The entire picture of the transaction becomes somewhat clearer when we consider seller's response to the question asked him during the taking of his deposition as to why he did not proceed with the transaction. He stated that it was because he wanted the property himself.
The defendants also argue that since the contract provided that the balance of the purchase price was $22,500, and the plaintiff deposited with Charles Ringer Company the sum of $20,502.86, plaintiff did not comply with the terms of the contract. Under the terms of the contract the defendants should have deposited with Charles Ringer Company as escrowee, within 20 days after the date of the contract, proof of title at least consisting of a preliminary letter of Chicago Title and Trust Company, together with a properly executed deed. This he did not do. When the plaintiff deposited the sum in question he was depositing a sum which was more than sufficient to make up the agreed balance of the purchase price, when it is considered that there would be deductions properly made at the time of the proration.

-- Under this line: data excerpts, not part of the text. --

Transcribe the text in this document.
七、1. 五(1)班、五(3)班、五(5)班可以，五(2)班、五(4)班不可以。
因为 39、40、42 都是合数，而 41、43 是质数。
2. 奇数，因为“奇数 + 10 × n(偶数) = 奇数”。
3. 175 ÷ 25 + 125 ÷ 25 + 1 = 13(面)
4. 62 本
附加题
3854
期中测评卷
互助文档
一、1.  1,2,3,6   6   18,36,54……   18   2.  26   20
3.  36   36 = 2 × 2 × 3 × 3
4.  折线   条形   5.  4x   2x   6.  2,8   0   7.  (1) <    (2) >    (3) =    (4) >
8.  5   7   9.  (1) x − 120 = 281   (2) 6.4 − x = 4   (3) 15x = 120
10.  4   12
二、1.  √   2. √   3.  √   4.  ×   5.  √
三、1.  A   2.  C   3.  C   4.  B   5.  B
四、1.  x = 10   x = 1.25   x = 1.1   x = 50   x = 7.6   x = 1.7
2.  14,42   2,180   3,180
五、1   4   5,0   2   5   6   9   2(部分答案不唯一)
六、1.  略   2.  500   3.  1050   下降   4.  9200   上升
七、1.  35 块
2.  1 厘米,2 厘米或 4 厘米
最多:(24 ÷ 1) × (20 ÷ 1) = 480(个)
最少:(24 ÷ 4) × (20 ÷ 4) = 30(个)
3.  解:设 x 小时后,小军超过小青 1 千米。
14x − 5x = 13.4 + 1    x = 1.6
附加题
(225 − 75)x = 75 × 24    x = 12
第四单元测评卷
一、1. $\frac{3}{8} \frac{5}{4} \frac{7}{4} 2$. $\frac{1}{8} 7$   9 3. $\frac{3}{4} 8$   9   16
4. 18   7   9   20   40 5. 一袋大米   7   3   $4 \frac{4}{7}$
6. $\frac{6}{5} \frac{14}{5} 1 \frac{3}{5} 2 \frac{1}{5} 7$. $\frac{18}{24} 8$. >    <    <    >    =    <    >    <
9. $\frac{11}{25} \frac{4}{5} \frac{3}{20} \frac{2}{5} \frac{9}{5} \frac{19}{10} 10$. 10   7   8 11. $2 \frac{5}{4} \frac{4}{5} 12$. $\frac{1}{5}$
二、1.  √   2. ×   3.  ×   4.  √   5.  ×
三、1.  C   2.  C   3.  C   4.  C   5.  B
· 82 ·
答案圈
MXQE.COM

The defendants cite Macy v. Brown, 326 Ill. 556, 158 N.E. 216, as authority to support their contention that the amount of the tender made by the plaintiff was not sufficient; however, that case is not in his favor, as the court said:
". . . The technical rules that govern pleas of tender in actions at law are manifestly inapplicable to the circumstances of suits in chancery, and a court of chancery is not bound down by any fixed rule on this subject by which it will allow the substantial ends of justice to be perverted or defeated by the omission of an unimportant or useless act which nothing but the merest technicality could require. (Webster v. French, 11 Ill. 254.) The main question in a case of specific performance is whether the complainant has made a conscientious effort on his part to comply honestly with the contract. [Citing cases.] The general rule is, that to entitle a purchaser to demand a deed and maintain a bill for specific performance it is sufficient that he is ready and offers to pay any sum that may be found to be due and still unpaid and to comply with the contract on his part."
The defendants also argue in this court that the case of Chicago Bar Ass'n v. Quinlan and Tyson, 53 Ill. App.2d 388, 203 N.E.2d 131, revd in part, 34 Ill.2d 116, 214 N.E.2d 771, should be considered if Charles Ringer Company was the agent of both the buyer and the seller. Under the view we have taken that since the seller failed to deposit with Charles Ringer Company (admitted agent of the seller) a deed to purchaser, he did not comply with the terms of the contract. The question as to whether Charles Ringer Company was also the agent of the buyer, or whether or not he waived on buyer's behalf any provisions of the contract, particularly the provision concerning the furnishing of proof of title to the buyer, is immaterial.
We find that the trial court properly ruled that there was no material issue of fact involved in the case and that the judgment decreeing a specific performance on the part of the defendant was proper. The judgment of the Circuit Court of Cook County is affirmed.
DRUCKER, P.J. and ENGLISH, J., concur.